Au Pérou, l’Église a offert sa médiation face à la crise sociale
Adélaïde Patrignani (Avec Sir et AFP) – Cité du Vatican
Le président péruvien Pedro Castillo a annoncé ce mardi 5 avril l’instauration d’un couvre-feu à Lima, la capitale, ainsi que dans la ville portuaire voisine de Callao, après des manifestations violentes des transporteurs contre la hausse des prix du carburant.
Le couvre-feu, qui concerne environ 10 millions d'habitants, entre en vigueur à l'aube et sera maintenu jusqu'à mardi minuit, étant donné les «faits de violence que certains groupes ont voulu susciter» et «afin de rétablir la paix et l'ordre», a déclaré le chef de l’État lors d'une allocution télévisée diffusée lundi soir.
Colère due à l’inflation
Des affrontements entre les manifestants et la police ont éclaté dans plusieurs zones du pays, durant un mouvement de grève lancé par les transporteurs. Le chaos a débuté vendredi 1er avril à Huancayo, ville du département de Junin, dans la région centrale du Pérou.
Les manifestations, qui ont provoqué des blocages routiers et une suspension des classes dans plusieurs régions, ont été déclenchées par la hausse du coût du carburant et des péages ainsi que des prix alimentaires. Elles ont aussi donné lieu à des scènes de pillage dans des magasins dans le Sud et l'Est du pays, selon des images retransmises par les télévisions locales.
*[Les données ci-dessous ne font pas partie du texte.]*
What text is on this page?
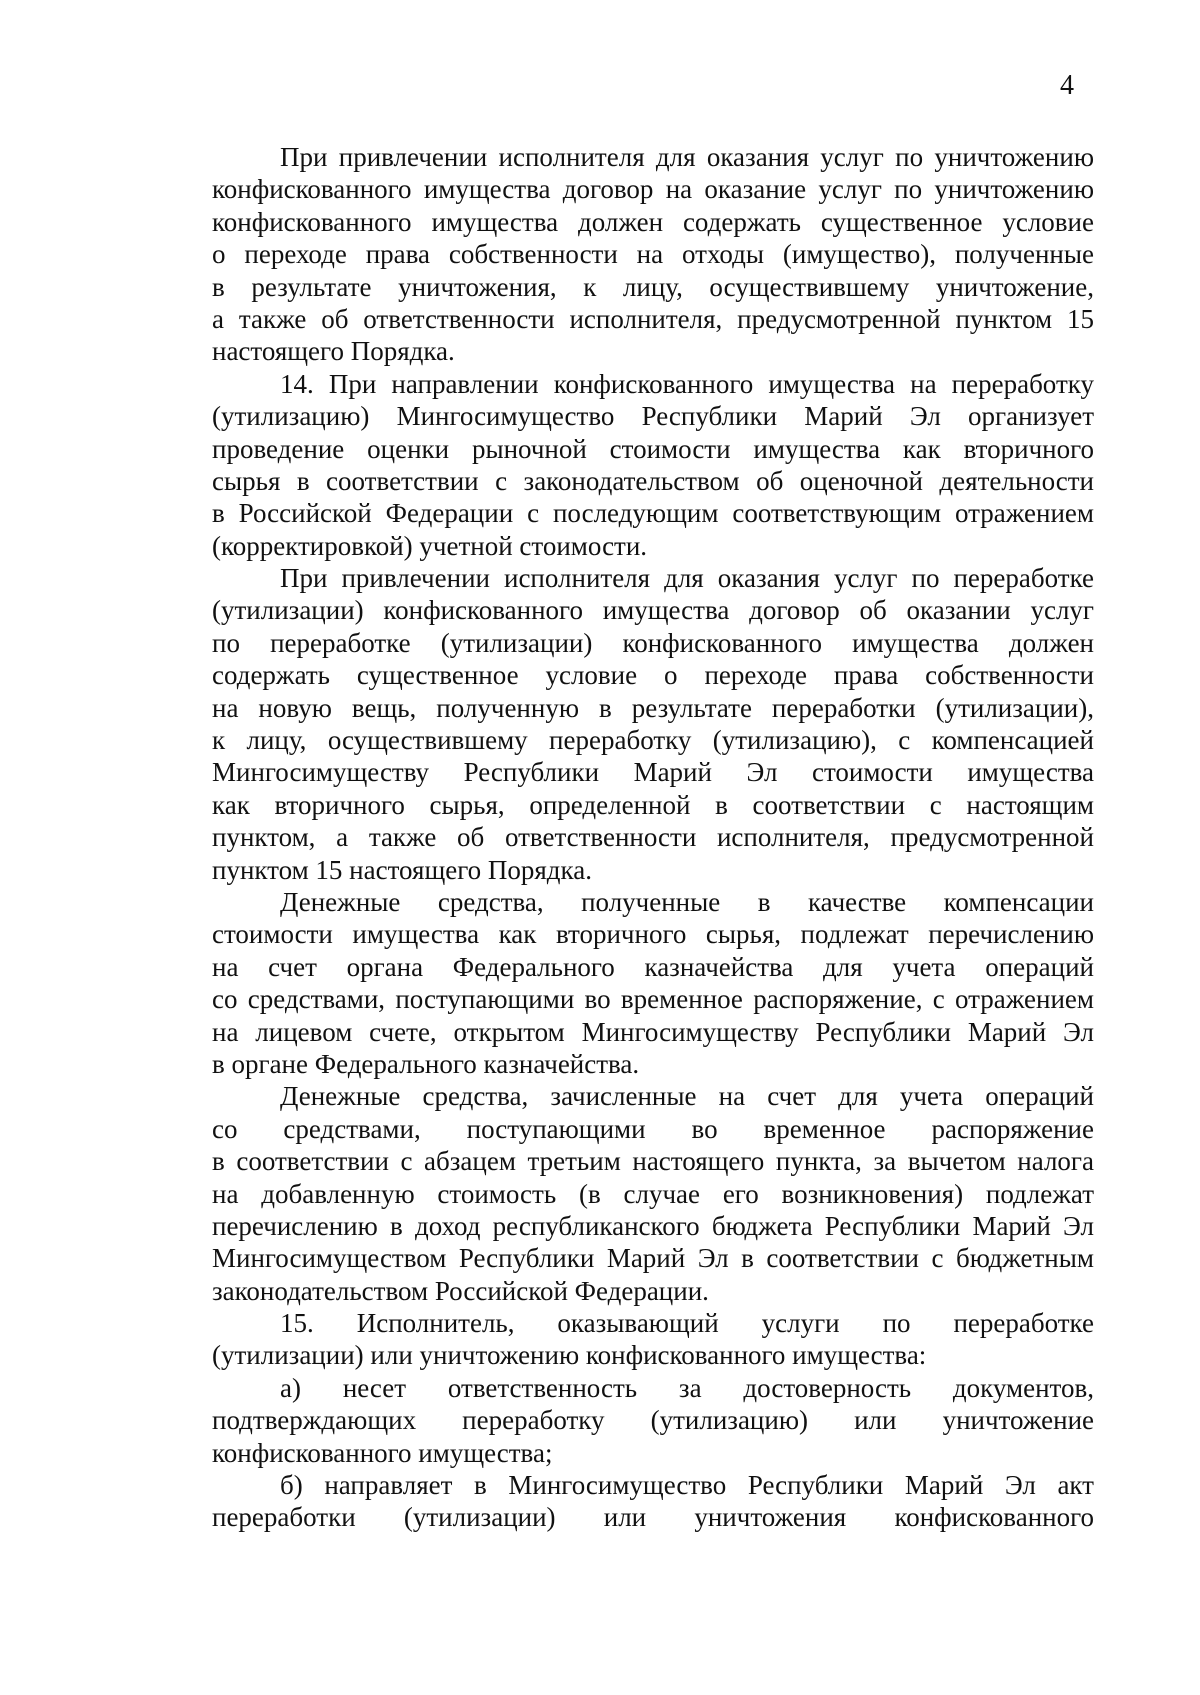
4
При привлечении исполнителя для оказания услуг по уничтожению
конфискованного имущества договор на оказание услуг по уничтожению
конфискованного имущества должен содержать существенное условие
о переходе права собственности на отходы (имущество), полученные
в результате уничтожения, к лицу, осуществившему уничтожение,
а также об ответственности исполнителя, предусмотренной пунктом 15
настоящего Порядка.
14. При направлении конфискованного имущества на переработку
(утилизацию) Мингосимущество Республики Марий Эл организует
проведение оценки рыночной стоимости имущества как вторичного
сырья в соответствии с законодательством об оценочной деятельности
в Российской Федерации с последующим соответствующим отражением
(корректировкой) учетной стоимости.
При привлечении исполнителя для оказания услуг по переработке
(утилизации) конфискованного имущества договор об оказании услуг
по переработке (утилизации) конфискованного имущества должен
содержать существенное условие о переходе права собственности
на новую вещь, полученную в результате переработки (утилизации),
к лицу, осуществившему переработку (утилизацию), с компенсацией
Мингосимуществу Республики Марий Эл стоимости имущества
как вторичного сырья, определенной в соответствии с настоящим
пунктом, а также об ответственности исполнителя, предусмотренной
пунктом 15 настоящего Порядка.
Денежные средства, полученные в качестве компенсации
стоимости имущества как вторичного сырья, подлежат перечислению
на счет органа Федерального казначейства для учета операций
со средствами, поступающими во временное распоряжение, с отражением
на лицевом счете, открытом Мингосимуществу Республики Марий Эл
в органе Федерального казначейства.
Денежные средства, зачисленные на счет для учета операций
со средствами, поступающими во временное распоряжение
в соответствии с абзацем третьим настоящего пункта, за вычетом налога
на добавленную стоимость (в случае его возникновения) подлежат
перечислению в доход республиканского бюджета Республики Марий Эл
Мингосимуществом Республики Марий Эл в соответствии с бюджетным
законодательством Российской Федерации.
15. Исполнитель, оказывающий услуги по переработке
(утилизации) или уничтожению конфискованного имущества:
а) несет ответственность за достоверность документов,
подтверждающих переработку (утилизацию) или уничтожение
конфискованного имущества;
б) направляет в Мингосимущество Республики Марий Эл акт
переработки (утилизации) или уничтожения конфискованного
Le syndicat des transports a appelé à la poursuite du mouvement de grève jusqu'à mardi.
Tentatives d’apaisement
«Je lance un appel au calme, à la sérénité. La protestation sociale est un droit constitutionnel mais il doit s'exercer dans le respect de la loi», a souligné le président péruvien de gauche, dont le gouvernement a supprimé la semaine dernière un impôt sur les carburants dans un souci d'apaisement. Une augmentation de 10% du salaire minimum qui atteindra l'équivalent de 277 dollars à partir du 1er mai, a également été décretée.
Le rôle de médiateur du cardinal Barreto
Dans ce contexte de tensions sociales, l’Église catholique péruvienne a rappelé «le droit légitime de protester, protégé par notre Constitution politique (article 2)», mais condamné «la violence exprimée par le blocage des rues, car il empêche la libre circulation des personnes et le transport des aliments. L'alimentation de tout être humain est un droit qui doit être garanti». Elle s’est exprimée dans un message intitulé Le dialogue et la prévention des conflits sont la voie du bien commun, signé par Miguel Cabrejos Vidarte, archevêque de Trujillo et président de la Conférence épiscopale péruvienne, et publié le 2 avril. Mgr Cabrejos Vidarte a aussi appelé à «promouvoir le dialogue».
Un dialogue mis en œuvre concrètement par le cardinal Pedro Barreto, archevêque de Huancayo, dont le rôle de médiateur a permis d’aboutir aux premières mesures du gouvernement pour enrayer la crise.
«Huancayo est situé à 300 kilomètres de Lima et est considéré comme le "garde-manger" de la capitale, explique le cardinal Barreto à l’agence Sir. Les manifestations ont été très fortes, notamment parce que le gouvernement du président Castillo prétend être "du peuple et pour le peuple". Six ministres sont venus ici, et le président Castillo m'a téléphoné et m'a demandé de faire une médiation. Ainsi, le samedi matin [2 avril, ndlr], j'ai immédiatement essayé de dialoguer avec de nombreuses personnes que je connais directement. Les routes étaient bloquées, la situation était très tendue, décrit-il. Il était important que les ministres viennent ici et écoutent les demandes de la population. Au début, le dialogue a été difficile, les secteurs les plus radicaux voulaient que le président Castillo lui-même soit présent [et ils avaient d’abord refusé la médiation du cardinal, ndlr], puis nous avons patiemment réussi à trouver un chemin. Jeudi 7 avril se tiendra le Conseil des ministres décentralisé, en présence du président, qui ratifiera l'accord conclu», rapporte l’archevêque.
Le cardinal Barreto estime que ces contestations sont la résultante «d'une part, des conséquences de la guerre en Ukraine», avec la hausse de la prix du pétrole, «et d'autre part de l'économie libérale qui favorise les profits des entreprises et frappe les secteurs les plus défavorisés de la population et les petits agriculteurs en particulier».
Il s’agit du premier conflit social qu'affronte le chef de l'État depuis son élection en juillet dernier à la tête du pays latino-américain. Avant l'élection de Pedro Castillo, le Pérou a été secoué par des crises ministérielles à répétition et la formation de quatre gouvernements en huit mois.